São todas famílias camponesas da província da Kalisz. Se disse que apresentam um estado de miséria e desespero, seria pouco. È infelicidade e miséria que foge da imaginação. Tudo é rasgado e esfomeado.
As crianças choram de fome. É impossível não lhes  entregar o ultimo schilling. To­dos  eles retornaram  ao país.  Não era possível deixá-los aqui.
Apesar de ser  três da tarde, decidi ir até Sampaio, para onde vai-se de bonde em três quadrantes (45 minutos).
Lá encontrei uma situação um pouco melhor, do que na Vila Izabel. Para os casais fizeram separações. Em compensação o aperto é maior além do que em vista da baixa construção dos prédios, reina um ar abafado. Lá trabalha­vam cerca de 200 emigrantes, em maior parte varsovianos das mais variadas profissões. Conservaram suas características próprias: tendência para sabidos e mandar com os outros (liderar).  Mesmo que  pagassem regularmente, muitos sobrecarregados com família passavam miséria. Em todo o caso, Sampaio causou me uma impressão menos assustadora do que os outros alojamentos. As doenças reinam igualmente aqui. Não encontrei nenhum satisfeito, todos  tiravam dos lábios para arrecadar para a volta. Especialmente as crianças causam dó, umas sessenta cercaram-me, pegando as mãos e caindo aos meus pês.
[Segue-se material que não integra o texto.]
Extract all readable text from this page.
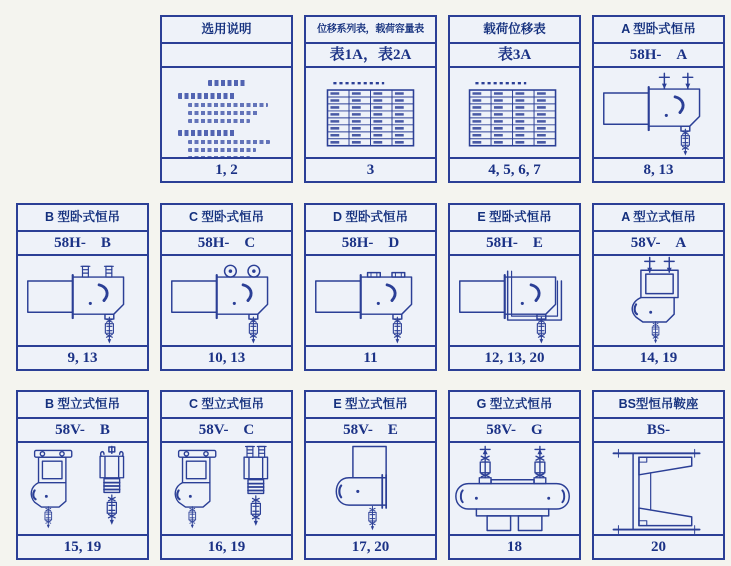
选用说明
1, 2
位移系列表，载荷容量表
表1A，表2A
3
载荷位移表
表3A
4, 5, 6, 7
A 型卧式恒吊
58H-　A
8, 13
B 型卧式恒吊
58H-　B
9, 13
C 型卧式恒吊
58H-　C
10, 13
D 型卧式恒吊
58H-　D
11
E 型卧式恒吊
58H-　E
12, 13, 20
A 型立式恒吊
58V-　A
14, 19
B 型立式恒吊
58V-　B
15, 19
C 型立式恒吊
58V-　C
16, 19
E 型立式恒吊
58V-　E
17, 20
G 型立式恒吊
58V-　G
18
BS型恒吊鞍座
BS-
20
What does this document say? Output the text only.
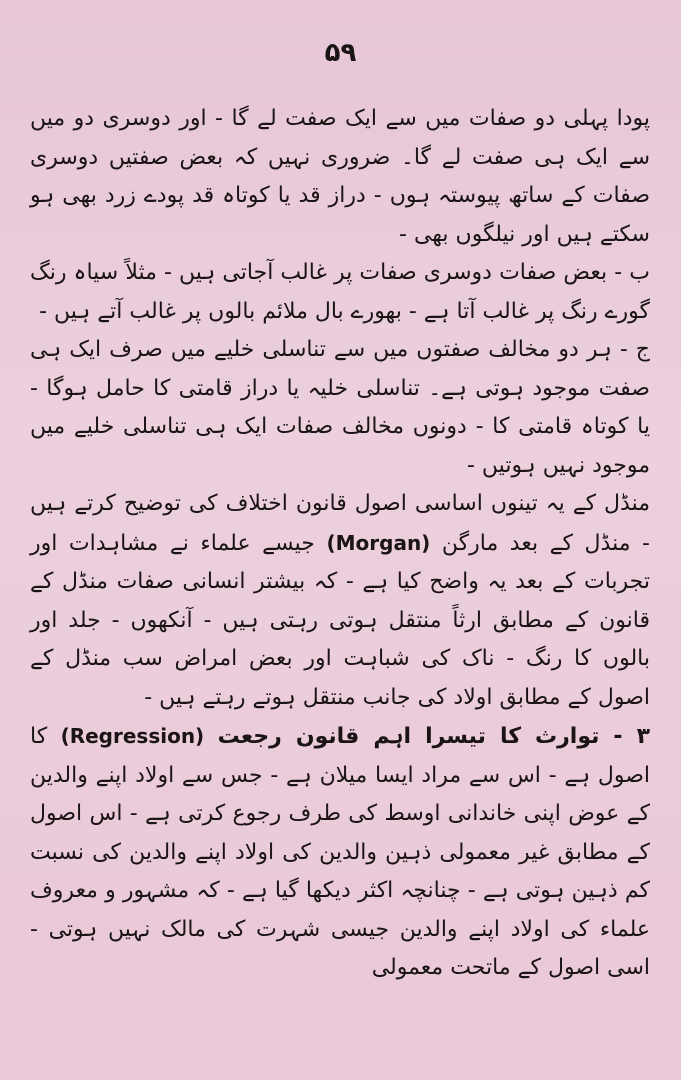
۵۹

پودا پہلی دو صفات میں سے ایک صفت لے گا - اور دوسری دو میں سے ایک ہی صفت لے گا۔ ضروری نہیں کہ بعض صفتیں دوسری صفات کے ساتھ پیوستہ ہوں - دراز قد یا کوتاہ قد پودے زرد بھی ہو سکتے ہیں اور نیلگوں بھی -

ب - بعض صفات دوسری صفات پر غالب آجاتی ہیں - مثلاً سیاہ رنگ گورے رنگ پر غالب آتا ہے - بھورے بال ملائم بالوں پر غالب آتے ہیں -

ج - ہر دو مخالف صفتوں میں سے تناسلی خلیے میں صرف ایک ہی صفت موجود ہوتی ہے۔ تناسلی خلیہ یا دراز قامتی کا حامل ہوگا - یا کوتاہ قامتی کا - دونوں مخالف صفات ایک ہی تناسلی خلیے میں موجود نہیں ہوتیں -

منڈل کے یہ تینوں اساسی اصول قانون اختلاف کی توضیح کرتے ہیں - منڈل کے بعد مارگن (Morgan) جیسے علماء نے مشاہدات اور تجربات کے بعد یہ واضح کیا ہے - کہ بیشتر انسانی صفات منڈل کے قانون کے مطابق ارثاً منتقل ہوتی رہتی ہیں - آنکھوں - جلد اور بالوں کا رنگ - ناک کی شباہت اور بعض امراض سب منڈل کے اصول کے مطابق اولاد کی جانب منتقل ہوتے رہتے ہیں -

۳ - توارث کا تیسرا اہم قانون رجعت (Regression) کا اصول ہے - اس سے مراد ایسا میلان ہے - جس سے اولاد اپنے والدین کے عوض اپنی خاندانی اوسط کی طرف رجوع کرتی ہے - اس اصول کے مطابق غیر معمولی ذہین والدین کی اولاد اپنے والدین کی نسبت کم ذہین ہوتی ہے - چنانچہ اکثر دیکھا گیا ہے - کہ مشہور و معروف علماء کی اولاد اپنے والدین جیسی شہرت کی مالک نہیں ہوتی - اسی اصول کے ماتحت معمولی
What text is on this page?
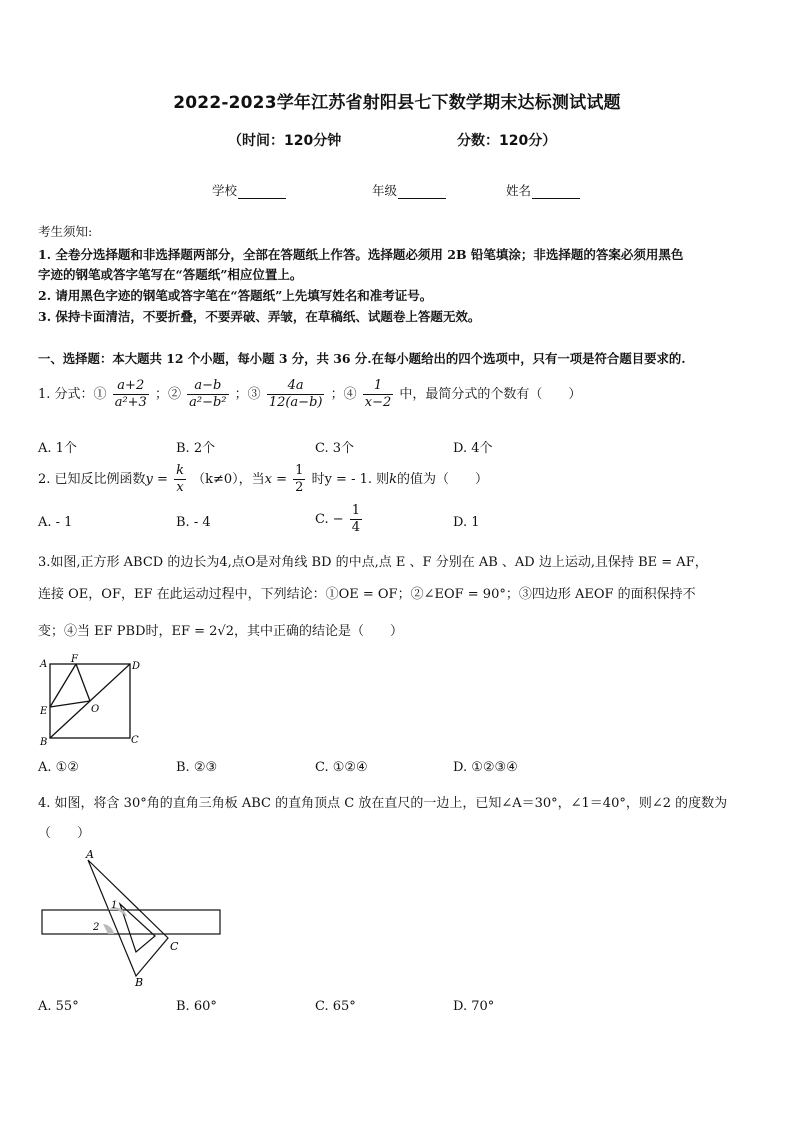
2022-2023学年江苏省射阳县七下数学期末达标测试试题
（时间：120分钟	分数：120分）
学校	年级	姓名
考生须知:
1. 全卷分选择题和非选择题两部分，全部在答题纸上作答。选择题必须用 2B 铅笔填涂；非选择题的答案必须用黑色
字迹的钢笔或答字笔写在“答题纸”相应位置上。
2. 请用黑色字迹的钢笔或答字笔在“答题纸”上先填写姓名和准考证号。
3. 保持卡面清洁，不要折叠，不要弄破、弄皱，在草稿纸、试题卷上答题无效。
一、选择题：本大题共 12 个小题，每小题 3 分，共 36 分.在每小题给出的四个选项中，只有一项是符合题目要求的.
1. 分式：① $\frac{a+2}{\text{a²+3}}$ ；② $\frac{a-b}{\text{a²−b²}}$ ；③ $\frac{4a}{12(a-b)}$ ；④ $\frac{1}{x-2}$ 中，最简分式的个数有（　　）
A. 1个	B. 2个	C. 3个	D. 4个
2. 已知反比例函数$y = \frac{k}{x} (k\ne 0)$，当$x = \frac{1}{2}$ 时y = - 1. 则k的值为（　　）
A. - 1	B. - 4	C. − $\frac{1}{4}$	D. 1
3.如图,正方形 ABCD 的边长为4,点O是对角线 BD 的中点,点 E 、F 分别在 AB 、AD 边上运动,且保持 BE = AF，
连接 OE，OF，EF 在此运动过程中，下列结论：①OE = OF；②∠EOF = 90°；③四边形 AEOF 的面积保持不
变；④当 EF PBD时，EF = 2√2，其中正确的结论是（　　）
A F
D
E	O
B	C
A. ①②	B. ②③	C. ①②④	D. ①②③④
4. 如图，将含 30°角的直角三角板 ABC 的直角顶点 C 放在直尺的一边上，已知∠A＝30°，∠1＝40°，则∠2 的度数为
（　　）
A
1
2
C
B
A. 55°	B. 60°	C. 65°	D. 70°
Nisto terminei o meu passeio pelos barracos. Talvez aquela "felicidade brasileira" com que os agentes atiçavam os crédulos, não poderia apresentar-se diante dos meus olhos de forma mais monstruosa. A pena é fraca demais para  pintar a verdade real, mas em minha memória vive constantemente o qua­dro vivo desta  horrível desgraça e certamente  jamais o  esquecerei e per­derei de vista.